Sie haben die Vermutung, dass zwei Jäger auf dem vorigen Stück sehr viele Markierungen entfernt hatten.

Bis auf eine heikle Stelle, wo der Regen den Weg ausgewaschen hat, geht es gut und flott voran. Ich rechne fest damit Zeit auf das Limit rauszulaufen, aber es sollte ganz, ganz anders kommen.

Irgendwann frage ich meine Begleiter mal, wie weit es noch ist. "2,8 Kilometer".

Wie auch immer das möglich ist, aber ich bin kurz vor dem Ausscheiden. Jetzt gibt es kein Halten mehr. So will ich nicht ausscheiden.

Und so hole ich tatsächlich noch die Schweizer ein, die die Zeitnot auch nicht wirklich verstehen können.

Jetzt wird gemeinsam gerannt und um 7:42h wird die Verpflegungsstelle erreicht.

3 Minuten Vorsprung aufs Zeitlimit. Das war knapp!

 

 

Medraz - Blaserhütte: jetzt gegen die Uhr

Eine Minute Pause zum Essen und Trinken und dann geht es sofort weiter.

Jetzt ist mir richtig warm und die Regenhose landet im Rucksack. 1400 Höhenmeter auf 10,3km .

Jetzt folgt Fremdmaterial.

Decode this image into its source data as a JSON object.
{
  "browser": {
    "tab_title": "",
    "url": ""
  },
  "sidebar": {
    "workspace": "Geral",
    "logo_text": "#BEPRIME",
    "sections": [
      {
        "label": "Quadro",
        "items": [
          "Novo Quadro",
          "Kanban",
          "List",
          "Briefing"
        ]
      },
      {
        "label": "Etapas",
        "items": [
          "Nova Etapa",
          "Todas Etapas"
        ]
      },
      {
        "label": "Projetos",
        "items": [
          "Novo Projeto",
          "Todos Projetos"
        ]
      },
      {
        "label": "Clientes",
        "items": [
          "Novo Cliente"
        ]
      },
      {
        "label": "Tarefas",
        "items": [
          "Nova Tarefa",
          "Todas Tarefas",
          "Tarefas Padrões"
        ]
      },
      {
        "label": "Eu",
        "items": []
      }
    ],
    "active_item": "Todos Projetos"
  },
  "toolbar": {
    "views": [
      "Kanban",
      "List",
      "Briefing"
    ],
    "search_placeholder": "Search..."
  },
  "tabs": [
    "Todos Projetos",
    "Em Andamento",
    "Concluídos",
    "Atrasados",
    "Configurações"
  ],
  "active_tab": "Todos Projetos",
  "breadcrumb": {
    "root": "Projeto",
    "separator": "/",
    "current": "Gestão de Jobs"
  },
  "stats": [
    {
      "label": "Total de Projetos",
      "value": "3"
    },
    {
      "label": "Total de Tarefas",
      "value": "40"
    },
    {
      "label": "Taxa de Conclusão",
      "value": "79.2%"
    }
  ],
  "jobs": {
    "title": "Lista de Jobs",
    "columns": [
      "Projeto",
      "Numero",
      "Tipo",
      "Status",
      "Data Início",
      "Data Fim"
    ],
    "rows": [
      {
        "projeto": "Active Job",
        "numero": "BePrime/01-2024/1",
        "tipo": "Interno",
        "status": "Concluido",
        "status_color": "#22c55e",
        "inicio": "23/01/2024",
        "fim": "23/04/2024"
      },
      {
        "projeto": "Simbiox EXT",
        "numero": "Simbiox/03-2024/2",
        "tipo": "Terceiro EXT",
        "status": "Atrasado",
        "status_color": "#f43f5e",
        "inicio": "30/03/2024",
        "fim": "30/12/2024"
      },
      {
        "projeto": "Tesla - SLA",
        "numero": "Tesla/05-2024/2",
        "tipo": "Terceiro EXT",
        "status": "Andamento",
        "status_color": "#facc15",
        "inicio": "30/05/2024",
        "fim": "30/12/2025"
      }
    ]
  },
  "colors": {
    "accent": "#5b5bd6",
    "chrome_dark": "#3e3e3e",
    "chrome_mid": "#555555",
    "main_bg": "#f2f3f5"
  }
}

Ein Offizieller gibt mir noch mit auf dem Weg: "Wer hier mit Zeitproblemen ankommt, kann die Blaserhütte kaum noch schaffen".

Aber ich will es versuchen!

Mir geht es noch zu gut um jetzt einfach die Segel zu streichen.

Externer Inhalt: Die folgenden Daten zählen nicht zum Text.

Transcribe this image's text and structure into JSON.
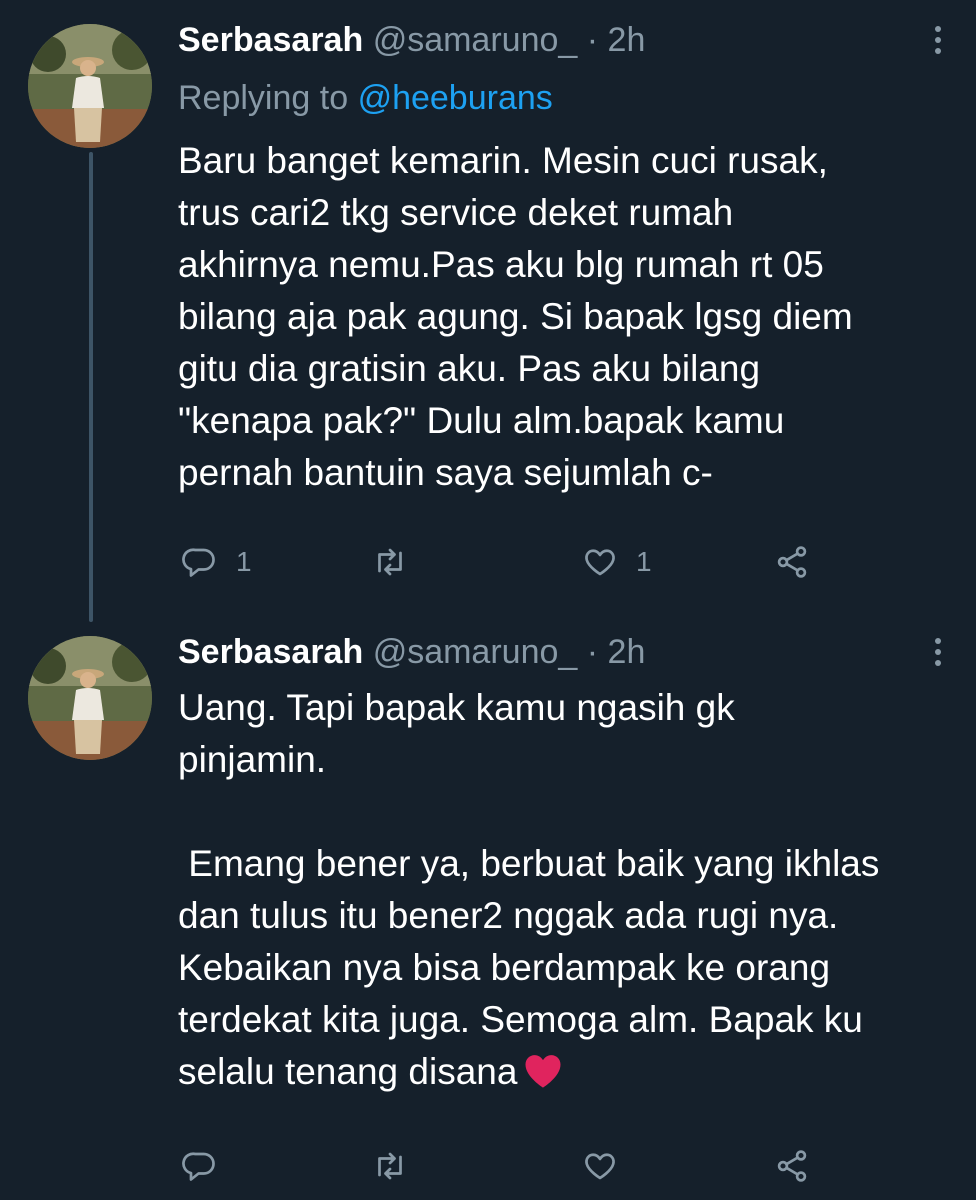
{
  "tweets": [
    {
      "author": {
        "name": "Serbasarah",
        "handle": "@samaruno_"
      },
      "separator": "·",
      "time": "2h",
      "replying_to": {
        "prefix": "Replying to",
        "mention": "@heeburans"
      },
      "text": "Baru banget kemarin. Mesin cuci rusak,\ntrus cari2 tkg service deket rumah\nakhirnya nemu.Pas aku blg rumah rt 05\nbilang aja pak agung. Si bapak lgsg diem\ngitu dia gratisin aku. Pas aku bilang\n\"kenapa pak?\" Dulu alm.bapak kamu\npernah bantuin saya sejumlah c-",
      "counts": {
        "replies": "1",
        "retweets": "",
        "likes": "1"
      }
    },
    {
      "author": {
        "name": "Serbasarah",
        "handle": "@samaruno_"
      },
      "separator": "·",
      "time": "2h",
      "text": "Uang. Tapi bapak kamu ngasih gk\npinjamin.\n\n Emang bener ya, berbuat baik yang ikhlas\ndan tulus itu bener2 nggak ada rugi nya.\nKebaikan nya bisa berdampak ke orang\nterdekat kita juga. Semoga alm. Bapak ku\nselalu tenang disana",
      "emoji": "red-heart-emoji",
      "counts": {
        "replies": "",
        "retweets": "",
        "likes": ""
      }
    }
  ],
  "icons": {
    "reply": "reply-icon",
    "retweet": "retweet-icon",
    "like": "like-icon",
    "share": "share-icon",
    "more": "more-vertical-icon"
  },
  "colors": {
    "background": "#15202b",
    "primary_text": "#ffffff",
    "secondary_text": "#8899a6",
    "mention": "#1da1f2",
    "thread_line": "#3d5466",
    "heart_emoji": "#e0245e"
  }
}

Unterwegs wird mir klar, warum der Trinkschlauch blockiert hat: zwischen Tagegurt und Schulter hatte sich ein Knick im Schlauch gebildet.

Ich rechne damit, dass von hinten die beiden Schweizer wieder zu mir aufschliessen werden, aber nach einer guten Stunden erreichen mich die neuen Streckenaufräumer - auch die Schweizer haben aufgegeben.

Gemeinsam geht es stetig bergauf und um 10.45h ist die Heilquelle bei Maria Waldrast erreicht. Ein kurzer Schluck, vielleicht hilft es ja. 2,7km und 650 Höhenmeter sind es noch.

Das macht durchschnittlich 24 Prozent Steigung.

Nicht drüber nachdenken. Einfach weiter.

Weit über mir sehe ich die orangenen Markierungen. Sehr beeindruckend steil geht es bergauf.

Oben auf dem Kamm herrscht sehr starker Wind und um 11.03h bin ich im Nebel an der Verpflegung.

3 Minuten zu langsam!

Der Wettkampf ist für mich nach 49 Kilometern und 3113 Höhenmetern beendet.

Körperlich habe ich alles gegeben, aber sicherlich eine falsche Taktik gewählt. Ich werde daraus lernen!

 

 

 

Nur wenigen Helden kommen durch

An der Blaserhütte ist es empfindlich kalt. Einige Wanderer sind erstaunt, wie gut es mir geht. Grundsätzlich bin ich mit meiner Leistung auch nicht unzufrieden, aber ich habe die Zeittabelle falsch interpretiert und werde hoffentlich daraus lernen.

Gemeinsam mit anderen Läufern bringt uns die Bergwacht nach Steinach und schließlich  nach Brixen. Dort herrscht tolles Wetter und wir genießen entspannt, wie die ersten Finisher der kürzeren Distanzen ankommen.

Iker Karrera wird seiner Favoritenrolle gerecht und gewinnt die Langdistanz unter 26 Stunden.

Insgesamt gibt es nur 59 Männer und 2 Frauen, die dieses Mammutrennen erfolgreich finishen können!

Was unterstricht, dass es sicherlich der schwierigste 100Meiler der Alpen ist.

Bei einem Abendessen auf dem Brixener Domplatz heissen wir die letzten Finisher willkommen. Nach 47:17h ist das Rennen offiziell beendet und die Erstausgabe der ultimativen Herausforderung in den Alpen beendet.